Dropshipping is a business model that allows you to sell products online without having to own or operate the physical location where those products are stored and processed. This means you can start an ecommerce store and sell a wide range of products without handling inventory and fulfillment.
In a dropshipping business model, you promote products and provide an online storefront. When a customer places an order, you send the order to the dropshipper and inform customers the products are on the way.
The rest of the physical fulfillment process is out of your hands. In some dropshipping agreements, you may also handle customer service, while the dropshipping service manages the physical goods and fulfillment.
The exact logistics of dropshipping depend on your arrangement
The dropshipping process starts with you.
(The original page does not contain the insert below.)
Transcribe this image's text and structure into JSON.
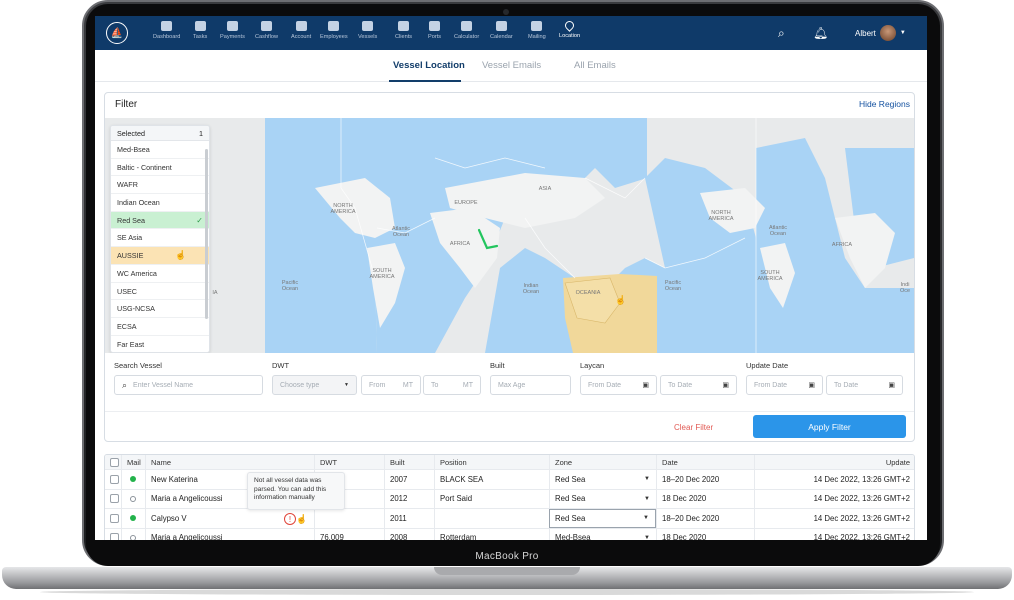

As the seller of record (SoR), you’re the individual identified as selling the product to the end consumer. You set the price, record the purchase as revenue, and assume responsibility for the sales tax on a particular sale. Even when a third party stocks and ships the items, you’re the seller of record because you own the products before they ship to the customer.
In a typical product supply chain, wholesalers buy from manufacturers and sell to retailers at a slight markup. They function as middlemen; generally, they do not sell to the end consumers but may provide dropshipping services to retailers.
Determine which dropshipping providers could be right for you based on your business model and fulfillment requirements, among other factors.
With dropshipping, you’re still responsible for your reputation and keeping customers happy. If things go wrong with the fulfillment process, managing customer support might be up to you.